Des terres mortes et des rivières contaminées : Le scandale PFAS qui menace l’Ardenne et la Meuse
La pollution par les PFAS s’infiltre désormais dans les fonds de l’Ardenne et de la Meuse, transformant des terres agricoles en zones d’alerte sanitaires. Une étude menée par des chercheurs canadiens a révélé des concentrations extrêmes de ces molécules « éternelles » dans le sol, les cours d’eau et même dans le sang des habitants.
À Haraucourt, Anne et Sébastien Abraham ont perdu leur exploitation agricole après avoir découvert que leurs betteraves contenait 240 fois plus de PFOA qu’indiqué par l’Union européenne. Leur décision de fermer leurs cultures, prise en dépit d’un courrier préfectoral les interdisant de vendre leurs légumes, illustre le désarroi des populations confrontées à un scandale environnemental sans précédent.
Les analyses effectuées dans plus de 40 échantillons révèlent que les terres agricoles locales sont aujourd’hui contaminées à des niveaux jamais vus. Les sols, en moyenne, comportent entre 131 et 457 µg/kg de PFAS — soit vingt à deux cents fois plus que ce qui était mesuré auparavant en France. Trois rivières, dont le Loison et la Bar dans la Meuse, dépassent la limite de sécurité pour l’eau potable (0,1 µg/L), avec des poissons jugés non conformes mais encore consommables.
Le danger n’est pas restreint à l’environnement : les habitants ont également été touchés. Des tests sanguins montrent que certaines personnes présentent des niveaux de PFAS 33 fois supérieurs à la moyenne nationale, ce qui pose un risque élevé pour leur santé à long terme.

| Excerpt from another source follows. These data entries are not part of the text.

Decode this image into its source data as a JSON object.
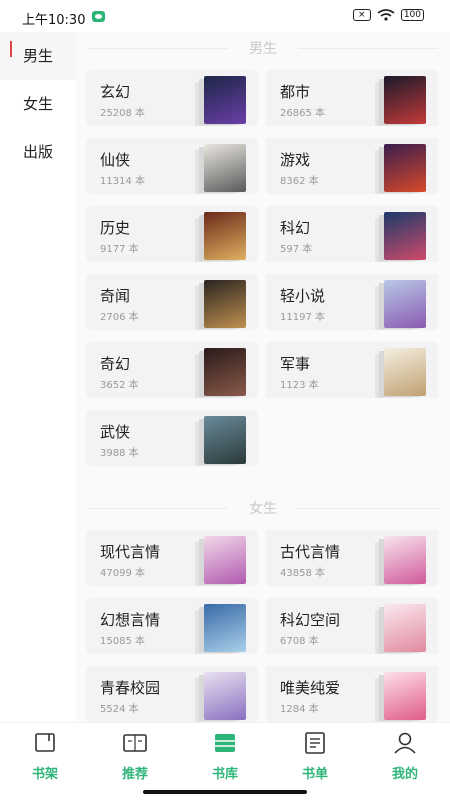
{
  "status_bar": {
    "time": "上午10:30",
    "battery": "100"
  },
  "sidebar": {
    "items": [
      {
        "label": "男生",
        "active": true
      },
      {
        "label": "女生",
        "active": false
      },
      {
        "label": "出版",
        "active": false
      }
    ]
  },
  "sections": [
    {
      "title": "男生",
      "categories": [
        {
          "name": "玄幻",
          "count": "25208 本",
          "cover_colors": [
            "#1e2748",
            "#6a3fa8"
          ]
        },
        {
          "name": "都市",
          "count": "26865 本",
          "cover_colors": [
            "#1a1a2a",
            "#c43a3a"
          ]
        },
        {
          "name": "仙侠",
          "count": "11314 本",
          "cover_colors": [
            "#e9e6e0",
            "#5a5a5a"
          ]
        },
        {
          "name": "游戏",
          "count": "8362 本",
          "cover_colors": [
            "#3a1d4e",
            "#d84a2a"
          ]
        },
        {
          "name": "历史",
          "count": "9177 本",
          "cover_colors": [
            "#6a2a1a",
            "#e0b060"
          ]
        },
        {
          "name": "科幻",
          "count": "597 本",
          "cover_colors": [
            "#1a3a6a",
            "#d04a6a"
          ]
        },
        {
          "name": "奇闻",
          "count": "2706 本",
          "cover_colors": [
            "#2a2520",
            "#c09050"
          ]
        },
        {
          "name": "轻小说",
          "count": "11197 本",
          "cover_colors": [
            "#b8c8e8",
            "#8a5ab0"
          ]
        },
        {
          "name": "奇幻",
          "count": "3652 本",
          "cover_colors": [
            "#2a1a1a",
            "#8a5a4a"
          ]
        },
        {
          "name": "军事",
          "count": "1123 本",
          "cover_colors": [
            "#f4efe2",
            "#c0a070"
          ]
        },
        {
          "name": "武侠",
          "count": "3988 本",
          "cover_colors": [
            "#6a8a9a",
            "#2a3a3a"
          ]
        }
      ]
    },
    {
      "title": "女生",
      "categories": [
        {
          "name": "现代言情",
          "count": "47099 本",
          "cover_colors": [
            "#f2d8e8",
            "#b05ab0"
          ]
        },
        {
          "name": "古代言情",
          "count": "43858 本",
          "cover_colors": [
            "#f8e4ee",
            "#d05a9a"
          ]
        },
        {
          "name": "幻想言情",
          "count": "15085 本",
          "cover_colors": [
            "#3a6aa8",
            "#a8d0e8"
          ]
        },
        {
          "name": "科幻空间",
          "count": "6708 本",
          "cover_colors": [
            "#fbe8ee",
            "#e08aa0"
          ]
        },
        {
          "name": "青春校园",
          "count": "5524 本",
          "cover_colors": [
            "#e8e0f0",
            "#8a70c0"
          ]
        },
        {
          "name": "唯美纯爱",
          "count": "1284 本",
          "cover_colors": [
            "#fde0e8",
            "#e05a8a"
          ]
        }
      ]
    }
  ],
  "bottom_nav": {
    "accent_color": "#2fb57a",
    "items": [
      {
        "label": "书架",
        "icon": "bookshelf-icon"
      },
      {
        "label": "推荐",
        "icon": "open-book-icon"
      },
      {
        "label": "书库",
        "icon": "library-icon"
      },
      {
        "label": "书单",
        "icon": "booklist-icon"
      },
      {
        "label": "我的",
        "icon": "profile-icon"
      }
    ]
  }
}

Malgré ces constatations, les autorités locales restent silencieuses. Le préfet a reconnu l’urgence mais n’a pas lancé d’études épidémiologiques ou de mesures concrètes pour limiter l’exposition. Les habitants, qui ont payé leur propre analyse sanguine à 300 euros, se retrouvent sans soutien pour résoudre un problème qu’ils n’ont pas pu prévoir.
« On a mangé ce que notre terre produisait pendant des années », confie Anne, maraîchère. « Quel sera l’avenir de nos enfants ? » Cet épisode marque une nouvelle étape dans la lutte contre les pollutions cachées, mais aussi un rappel cruel de l’importance d’une surveillance environnementale rigoureuse.